Het grote probleem met voedselbanken en grootschalige vormen van liefdadigheid is dat ze vaak de wortel van het probleem niet aanpakken. Bijna alle voedselbanken en gaarkeukens erkennen dit. Maar zonder aandacht voor de oorzaken van het probleem is voedselhulp bijna als een pleistertje op een interne bloeding. Bij uitbreiding van liefdadigheidsactiviteiten zonder aandacht voor dieperliggende oorzaken kunnen politici de verantwoordelijkheid voor het aanpakken van het probleem op de lange baan schuiven.
Dit inzicht is niet nieuw. Veel onderzoekers en activisten toonden deze dynamiek al eerder aan, vóór de coronapandemie. In 1996 bijvoorbeeld, schreef de Amerikaanse onderzoekster Janet Poppendieck hier het boek Sweet Charity over. Poppendieck bezocht voedselbanken in heel Amerika en deed talloze interviews. Ze toonde aan dat het ‘hongerprobleem’ beter aangepakt zou kunnen worden door het bestaande voedselbonnen systeem uit te breiden of door simpelweg het minimumloon te verhogen.
Deze invalshoek is niet erg populair. De toenmalige redacteur van de New York Times haalde aan dat een efficiëntere distributie van noodhulp bepaalde ‘extraatjes’, zoals een bemoedigend gesprek of een luisterend oor, nooit kon bieden. Kerken en vrijwilligers in een gaarkeuken bijvoorbeeld, kunnen dat wel.

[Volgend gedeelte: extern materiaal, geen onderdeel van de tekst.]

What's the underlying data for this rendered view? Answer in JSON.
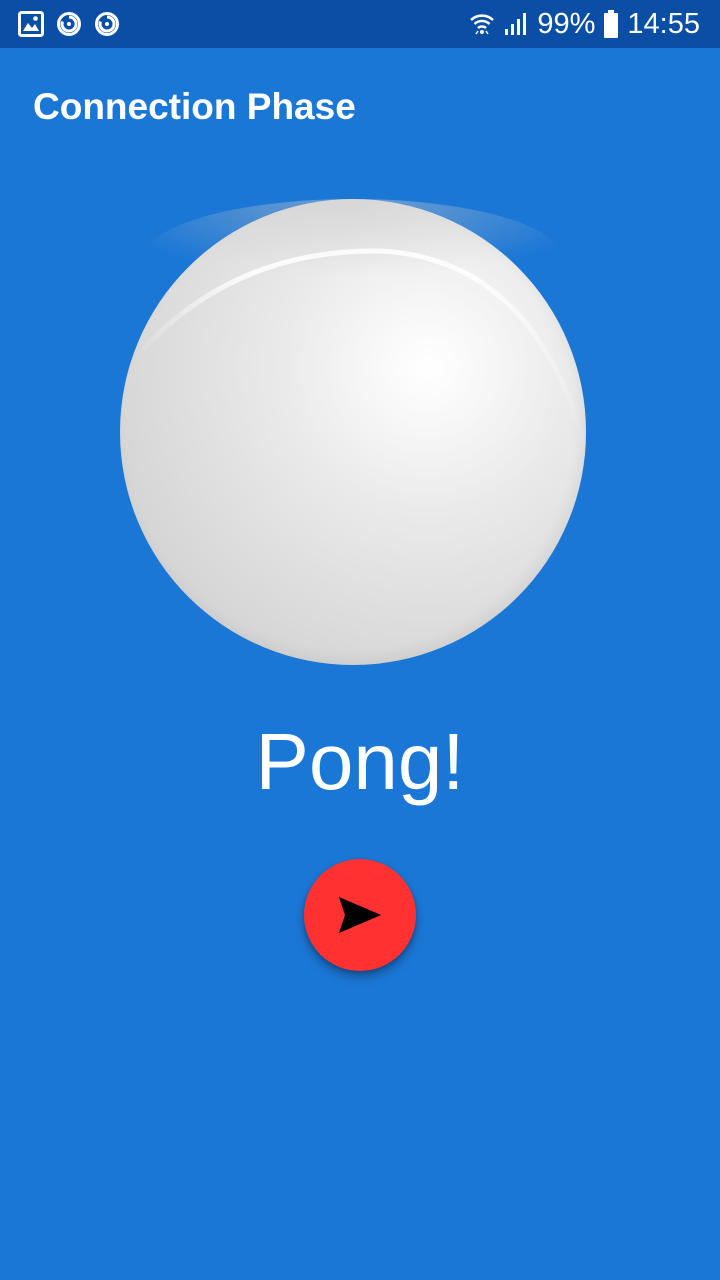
{
  "status_bar": {
    "left_icons": [
      "gallery-icon",
      "sync-icon",
      "sync-icon"
    ],
    "battery_percent": "99%",
    "time": "14:55",
    "right_icons": [
      "wifi-icon",
      "signal-icon",
      "battery-icon"
    ]
  },
  "app_bar": {
    "title": "Connection Phase"
  },
  "main": {
    "ball_image": "ping-pong-ball",
    "status_text": "Pong!",
    "fab_icon": "send-icon"
  },
  "colors": {
    "background": "#1b77d6",
    "status_bar": "#0b4ea6",
    "fab": "#ff3131",
    "text": "#ffffff"
  }
}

Deze vorm van kritiek echter heeft meer te maken met de ‘geverskant’ dan dat het rekening houdt met de ervaring van ontvangers. Er wordt bijvoorbeeld niet vaak stil gestaan bij het feit dat het ontvangen van noodhulp psychologisch schadelijk kan zijn. Bezoekers rapporteren bijvoorbeeld vaak een gevoel van falen of schaamte als ze naar een voedselbank gaan. Ook is er geen aandacht voor een lange termijn oplossing. Is voorkomen dan niet beter dan genezen?
Hoe moet het dan wel? Het probleem van toenemende honger, ook wel voedselonzekerheid genoemd, is ingewikkeld. Zolang de coronacrisis voortduurt blijft ook in Nederland het werk van liefdadigheidsorganisaties hard nodig. Maar naarmate de crisis voortduurt is het ook duidelijk dat voedselbanken weinig impact hebben op het verminderen van het probleem. Daarnaast steken nevenproblemen de kop op. Sabine Goodwin, directeur van het IFAN, geeft bijvoorbeeld aan dat ten tijde van een hoge besmettingsgraad het werk van voedselbank vrijwilligers juist bij kan dragen aan de verspreiding van het virus.
Er zijn dus helaas geen kant-en-klare oplossingen. Wel is het duidelijk dat liefdadigheidsinstellingen het groeiende probleem niet alleen kunnen oplossen, zelfs niet met de hulp van welwillende supermarkt shoppers.